Tentativo già esperito anche a proposito dei Boko Haram, che in quanto estremisti islamici dovrebbero avere orrore di attività del genere, ma è pieno di improvvisati narratori dell’Africa che non si fanno problemi a passare sopra a logica ed evidenza e che sul dubbio racconto di episodi di cannibalismo per necessità costruiscono l’immagine del feroce selvaggio. Eppure per un europeo non dovrebbe essere difficile capire che l’accusa di cannibalismo è divenuta uno strumento di propaganda usato da africani contro altri africani, mutuandone l’uso dai colonizzatori europei. COme non dovrebbe essere difficile capire che il nero invasore è sempre selvaggio e malvagio agli occhi dell’invaso, ricordando che è stato così anche per gli italiani in America, accusati delle stesse turpitudini che ora si affibbiano ai nigeriani, mafia compresa.

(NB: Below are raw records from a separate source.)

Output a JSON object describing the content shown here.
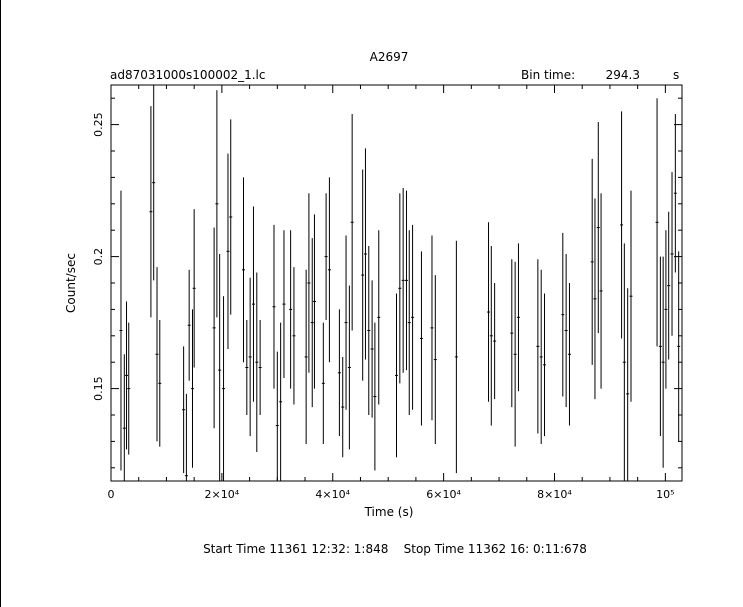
{
  "chart_data": {
    "type": "scatter",
    "title": "A2697",
    "filename": "ad87031000s100002_1.lc",
    "bin_time_label": "Bin time:",
    "bin_time_value": "294.3",
    "bin_time_unit": "s",
    "xlabel": "Time (s)",
    "ylabel": "Count/sec",
    "xlim": [
      0,
      103000
    ],
    "ylim": [
      0.115,
      0.265
    ],
    "grid": false,
    "x_ticks": [
      {
        "value": 0,
        "label": "0"
      },
      {
        "value": 20000,
        "label": "2×10⁴"
      },
      {
        "value": 40000,
        "label": "4×10⁴"
      },
      {
        "value": 60000,
        "label": "6×10⁴"
      },
      {
        "value": 80000,
        "label": "8×10⁴"
      },
      {
        "value": 100000,
        "label": "10⁵"
      }
    ],
    "y_ticks": [
      {
        "value": 0.15,
        "label": "0.15"
      },
      {
        "value": 0.2,
        "label": "0.2"
      },
      {
        "value": 0.25,
        "label": "0.25"
      }
    ],
    "footer": "Start Time 11361 12:32: 1:848    Stop Time 11362 16: 0:11:678",
    "series": [
      {
        "points": [
          [
            1800,
            0.172,
            0.053
          ],
          [
            2400,
            0.135,
            0.028
          ],
          [
            2800,
            0.155,
            0.028
          ],
          [
            3200,
            0.15,
            0.025
          ],
          [
            7200,
            0.217,
            0.04
          ],
          [
            7700,
            0.228,
            0.037
          ],
          [
            8300,
            0.163,
            0.033
          ],
          [
            8800,
            0.152,
            0.024
          ],
          [
            13100,
            0.142,
            0.024
          ],
          [
            13600,
            0.117,
            0.031
          ],
          [
            14100,
            0.174,
            0.021
          ],
          [
            14700,
            0.15,
            0.03
          ],
          [
            15000,
            0.188,
            0.03
          ],
          [
            18600,
            0.173,
            0.038
          ],
          [
            19100,
            0.22,
            0.043
          ],
          [
            19600,
            0.157,
            0.044
          ],
          [
            20300,
            0.15,
            0.035
          ],
          [
            21100,
            0.202,
            0.037
          ],
          [
            21600,
            0.215,
            0.037
          ],
          [
            23900,
            0.195,
            0.035
          ],
          [
            24500,
            0.158,
            0.018
          ],
          [
            25100,
            0.162,
            0.03
          ],
          [
            25700,
            0.182,
            0.037
          ],
          [
            26300,
            0.16,
            0.034
          ],
          [
            26900,
            0.158,
            0.018
          ],
          [
            29400,
            0.181,
            0.031
          ],
          [
            30000,
            0.136,
            0.028
          ],
          [
            30600,
            0.145,
            0.03
          ],
          [
            31200,
            0.182,
            0.028
          ],
          [
            32400,
            0.18,
            0.03
          ],
          [
            33000,
            0.17,
            0.026
          ],
          [
            35200,
            0.162,
            0.033
          ],
          [
            35700,
            0.19,
            0.034
          ],
          [
            36300,
            0.175,
            0.032
          ],
          [
            36700,
            0.183,
            0.033
          ],
          [
            38300,
            0.152,
            0.023
          ],
          [
            38800,
            0.2,
            0.024
          ],
          [
            39400,
            0.195,
            0.035
          ],
          [
            41200,
            0.156,
            0.024
          ],
          [
            41800,
            0.143,
            0.019
          ],
          [
            42400,
            0.175,
            0.033
          ],
          [
            43000,
            0.158,
            0.031
          ],
          [
            43500,
            0.213,
            0.041
          ],
          [
            45400,
            0.193,
            0.04
          ],
          [
            45900,
            0.201,
            0.04
          ],
          [
            46500,
            0.172,
            0.032
          ],
          [
            47100,
            0.165,
            0.026
          ],
          [
            47600,
            0.147,
            0.028
          ],
          [
            48300,
            0.177,
            0.033
          ],
          [
            51500,
            0.155,
            0.031
          ],
          [
            52100,
            0.188,
            0.036
          ],
          [
            52700,
            0.191,
            0.035
          ],
          [
            53300,
            0.191,
            0.034
          ],
          [
            53800,
            0.175,
            0.035
          ],
          [
            54400,
            0.177,
            0.035
          ],
          [
            56000,
            0.169,
            0.033
          ],
          [
            57900,
            0.173,
            0.035
          ],
          [
            58500,
            0.161,
            0.032
          ],
          [
            62300,
            0.162,
            0.044
          ],
          [
            68100,
            0.179,
            0.034
          ],
          [
            68600,
            0.17,
            0.034
          ],
          [
            69200,
            0.168,
            0.022
          ],
          [
            72300,
            0.171,
            0.028
          ],
          [
            72900,
            0.163,
            0.035
          ],
          [
            73500,
            0.177,
            0.028
          ],
          [
            77000,
            0.166,
            0.033
          ],
          [
            77600,
            0.162,
            0.033
          ],
          [
            78200,
            0.159,
            0.027
          ],
          [
            81500,
            0.178,
            0.031
          ],
          [
            82100,
            0.172,
            0.029
          ],
          [
            82700,
            0.163,
            0.027
          ],
          [
            86800,
            0.198,
            0.039
          ],
          [
            87300,
            0.184,
            0.038
          ],
          [
            87900,
            0.211,
            0.04
          ],
          [
            88400,
            0.187,
            0.037
          ],
          [
            92100,
            0.212,
            0.043
          ],
          [
            92600,
            0.16,
            0.045
          ],
          [
            93200,
            0.148,
            0.04
          ],
          [
            93800,
            0.185,
            0.04
          ],
          [
            98500,
            0.213,
            0.047
          ],
          [
            99100,
            0.166,
            0.034
          ],
          [
            99600,
            0.16,
            0.04
          ],
          [
            100100,
            0.18,
            0.03
          ],
          [
            100600,
            0.189,
            0.028
          ],
          [
            101200,
            0.201,
            0.031
          ],
          [
            101800,
            0.224,
            0.03
          ],
          [
            102400,
            0.166,
            0.036
          ]
        ]
      }
    ]
  }
}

L’evidenza dice che giornalisti antropologi e studiosi non trovano traccia di cannibalismo in Nigeria o altrove in Africa, non ci sono pubblicazioni attendibili che ne sostengano l’esistenza o la pratica non estemporanea. Le fonti si limitano a qualche sparso articolo di cronaca nera (in genere fondato come quello di BBC di cui sopra) e ad alte riflessioni intorno agli stessi da parte del Meluzzi di turno. La Nigeria è uno dei paesi africani più moderni e vitali, i giovani nigeriani che emigrano verso l’Europa di solito provengono da contesti urbani del tutto diversi da quelli immaginati da chi fa propria una narrazione del genere o sono in fuga dal Nord a maggioranza musulmana, piagato dalla violenza dei Boko Haram, ma del tutto alieno al cannibalismo, che non appartiene certo alla tradizione musulmana. E nonostante tutto questo la Nigeria è anche un meta scelta da molti emigranti africani, tanto che ha un saldo migratorio negativo molto basso, per essere un paese con 190 milioni di abitanti e con i problemi enormi che si ritrova.
Chi arriva dalla Nigeria arriva da un paese piagato dalla corruzione e da diversi conflitti locali, può fuggire dai Boko Haram come dalle faide per i pascoli o dall’inquinamento e dal banditismo nel delta del Niger, ma arriva comunque da un grande e ricco paese africano in tumultuoso sviluppo nel quale convivono un gran numero di etnie e culture diverse, tutto il contrario del modello unico di nigeriano indesiderabile che alberga nella rappresentazione costruita dai razzisti e da chi straparla di vodoo o di cannibali.
In Nigeria esiste una fiorente industria cinematografica (Nollywood), ci sono metropoli che ospitano milioni di persone e i giovani e meno giovani nigeriani sono decisamente proiettati verso il futuro, usano i cellulari per le spese e trasferire denaro, oltre che per comunicare e intrattenersi come tutti i coetanei nel resto del mondo e tendono a imitare lo stile di vita occidentale, segnatamente quello americano. Gli enormi e multiformi problemi del paese non eclissano questa realtà e non rendono meno profughi quelli che fuggono perché inseguiti dalla violenza e nemmeno meno liberi e legittimati ad emigrare quelli che sentono di dover andare altrove, non c’è niente che distingua gli emigranti nigeriani da quelli di altri paesi e di altre epoche, se non il fatto d’esser stati presi di mira e usati come spaventacristiani dai razzisti italiani. Discorsi e raltà che difficilmente possono intaccare le convinzioni del provinciale razzismo tricolore, che nell’Africa vede ancora e sempre un enorme contenitore di ricchezze naturali popolato da selvaggi che un tempo volevamo sottomettere e che ora ci vogliono invadere, e che per questo sono da cacciare, da rempingere. Selvaggi e selvagge che, a guardarli bene, sembrano molto meno selvaggi e molto più educati e istruiti di quegli italiani che passano il loro tempo a fare i bastioni contro l’invasione e a raccontarsi sui social quanto siano superiori agli africani.